Die scheinbar einfachste Hypothese ist sicher die Antwort auf die Frage: „Warum kaufen meine Kunden bei mir und nicht bei der Konkurrenz?” Die Praxis hat jedoch gezeigt, dass die Antwort auf die Frage oftmals zu vielschichtig ist, um im Kundenmanagement wirklich damit arbeiten zu können. Also müssen wir unsere Hypothese erweitern: „Welche Teilentscheidungen des Kunden führen dazu, dass er oder sie mehrmals bei mir kauft und mich weiterempfiehlt?”
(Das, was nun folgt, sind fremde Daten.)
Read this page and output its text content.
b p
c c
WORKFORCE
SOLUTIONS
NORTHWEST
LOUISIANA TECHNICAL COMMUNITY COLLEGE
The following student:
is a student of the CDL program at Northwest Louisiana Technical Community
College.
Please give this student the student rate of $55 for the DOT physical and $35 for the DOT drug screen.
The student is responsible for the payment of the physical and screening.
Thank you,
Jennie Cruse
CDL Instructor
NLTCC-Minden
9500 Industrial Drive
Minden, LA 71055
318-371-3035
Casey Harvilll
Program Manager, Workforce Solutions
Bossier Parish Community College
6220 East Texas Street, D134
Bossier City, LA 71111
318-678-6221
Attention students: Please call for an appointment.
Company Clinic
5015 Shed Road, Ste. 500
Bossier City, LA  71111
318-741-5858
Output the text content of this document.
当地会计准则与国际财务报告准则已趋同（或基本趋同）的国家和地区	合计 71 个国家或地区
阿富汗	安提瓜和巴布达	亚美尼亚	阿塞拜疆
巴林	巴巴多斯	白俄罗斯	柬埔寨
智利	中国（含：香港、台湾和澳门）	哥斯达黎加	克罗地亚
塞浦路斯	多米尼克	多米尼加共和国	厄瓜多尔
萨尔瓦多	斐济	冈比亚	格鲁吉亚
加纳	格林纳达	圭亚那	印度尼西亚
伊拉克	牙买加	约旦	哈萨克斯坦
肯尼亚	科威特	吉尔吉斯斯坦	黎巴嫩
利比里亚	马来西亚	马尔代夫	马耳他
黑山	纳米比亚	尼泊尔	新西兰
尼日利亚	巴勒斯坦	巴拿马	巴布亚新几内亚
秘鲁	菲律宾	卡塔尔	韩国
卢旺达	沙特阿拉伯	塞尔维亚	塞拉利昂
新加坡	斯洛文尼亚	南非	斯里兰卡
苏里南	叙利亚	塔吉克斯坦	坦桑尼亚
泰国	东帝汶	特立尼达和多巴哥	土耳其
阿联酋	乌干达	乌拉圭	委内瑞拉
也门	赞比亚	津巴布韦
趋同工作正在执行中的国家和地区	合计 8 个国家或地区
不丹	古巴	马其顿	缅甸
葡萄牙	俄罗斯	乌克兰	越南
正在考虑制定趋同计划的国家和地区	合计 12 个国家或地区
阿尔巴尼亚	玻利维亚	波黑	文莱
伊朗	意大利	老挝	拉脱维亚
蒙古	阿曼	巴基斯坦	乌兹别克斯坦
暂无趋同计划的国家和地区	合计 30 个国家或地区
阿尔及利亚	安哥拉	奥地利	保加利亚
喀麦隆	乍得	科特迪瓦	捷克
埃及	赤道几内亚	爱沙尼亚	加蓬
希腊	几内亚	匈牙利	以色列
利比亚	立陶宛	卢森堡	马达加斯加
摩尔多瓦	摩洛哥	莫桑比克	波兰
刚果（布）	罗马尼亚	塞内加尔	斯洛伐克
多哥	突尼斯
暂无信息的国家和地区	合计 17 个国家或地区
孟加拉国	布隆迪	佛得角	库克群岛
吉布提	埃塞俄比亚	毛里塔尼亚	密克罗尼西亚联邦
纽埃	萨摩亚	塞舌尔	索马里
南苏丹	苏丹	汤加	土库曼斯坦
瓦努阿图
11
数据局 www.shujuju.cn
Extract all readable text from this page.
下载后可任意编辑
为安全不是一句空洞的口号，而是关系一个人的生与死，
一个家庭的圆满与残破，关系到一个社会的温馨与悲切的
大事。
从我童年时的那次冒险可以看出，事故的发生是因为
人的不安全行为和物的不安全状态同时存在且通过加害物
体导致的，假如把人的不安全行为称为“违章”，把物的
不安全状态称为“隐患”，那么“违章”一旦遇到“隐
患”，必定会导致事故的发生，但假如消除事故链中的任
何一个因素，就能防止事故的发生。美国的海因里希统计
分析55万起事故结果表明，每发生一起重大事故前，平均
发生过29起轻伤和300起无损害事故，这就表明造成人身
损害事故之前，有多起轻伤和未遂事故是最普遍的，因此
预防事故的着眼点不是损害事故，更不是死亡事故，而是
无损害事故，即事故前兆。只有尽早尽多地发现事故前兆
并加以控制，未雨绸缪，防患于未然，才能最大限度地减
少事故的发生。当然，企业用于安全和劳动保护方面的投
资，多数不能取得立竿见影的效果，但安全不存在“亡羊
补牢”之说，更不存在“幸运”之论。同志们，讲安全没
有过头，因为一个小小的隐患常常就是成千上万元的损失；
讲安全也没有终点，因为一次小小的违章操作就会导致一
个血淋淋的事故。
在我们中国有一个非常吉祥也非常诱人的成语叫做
Die Antwort darauf ist die Entscheidungskette des Kunden. In unseren Hochschulseminaren machen wir das häufig am Beispiel der Supergranny deutlich. Supergranny ist zwischen 60 und 70 Jahre alt, gut ausgebildet und wohlhabend. Sie gibt gern Geld aus. Und außerdem ist ihr langweilig, und sie denkt ständig darüber nach, wie sie ihren Enkelkindern etwas Gutes tun kann. Wenn Supergranny beispielsweise nach einer Ausbildungsversicherung für ihre Enkelkinder sucht, recherchiert sie zunächst im Internet. Gleichzeitig jedoch verlässt sie sich bei der Optionensuche nicht nur darauf, sondern recherchiert auch in Testzeitschriften und Tageszeitungen. Sie fragt Freunde und Verwandte beim Kaffeekränzchen und auf Facebook. Erst dann schaut sie sich das Angebot eines konkreten Unternehmens im Web an oder besucht einen Versicherungsvertreter in seiner Filiale. Ihre Kaufentscheidung umfasst also verschiedene Schritte und Touchpoints. Mit dem Wissen darüber kann ein Unternehmen schon sehr fokussiertes Marketing betreiben.
Nun gibt es meistens viel mehr Kunden als nur die Supergranny. Analysiert man die Entscheidungsschritte von konkreten Kunden, stellt man fest, dass sich einzelne Kundengruppen vor allem in der Wahl ihrer Touchpoints unterscheiden. Es ist also nötig, die Schritte, die Kunden in der Customer Journey durchlaufen, möglichst repräsentativ für viele Kunden zu beschreiben und dann unterschiedliche Kunden mit unterschiedlichen Erlebnissen an unterschiedlichen Touchpoints zu adressieren. Und so kann man die zunächst reduzierte Komplexität Stück für Stück wieder aufbauen.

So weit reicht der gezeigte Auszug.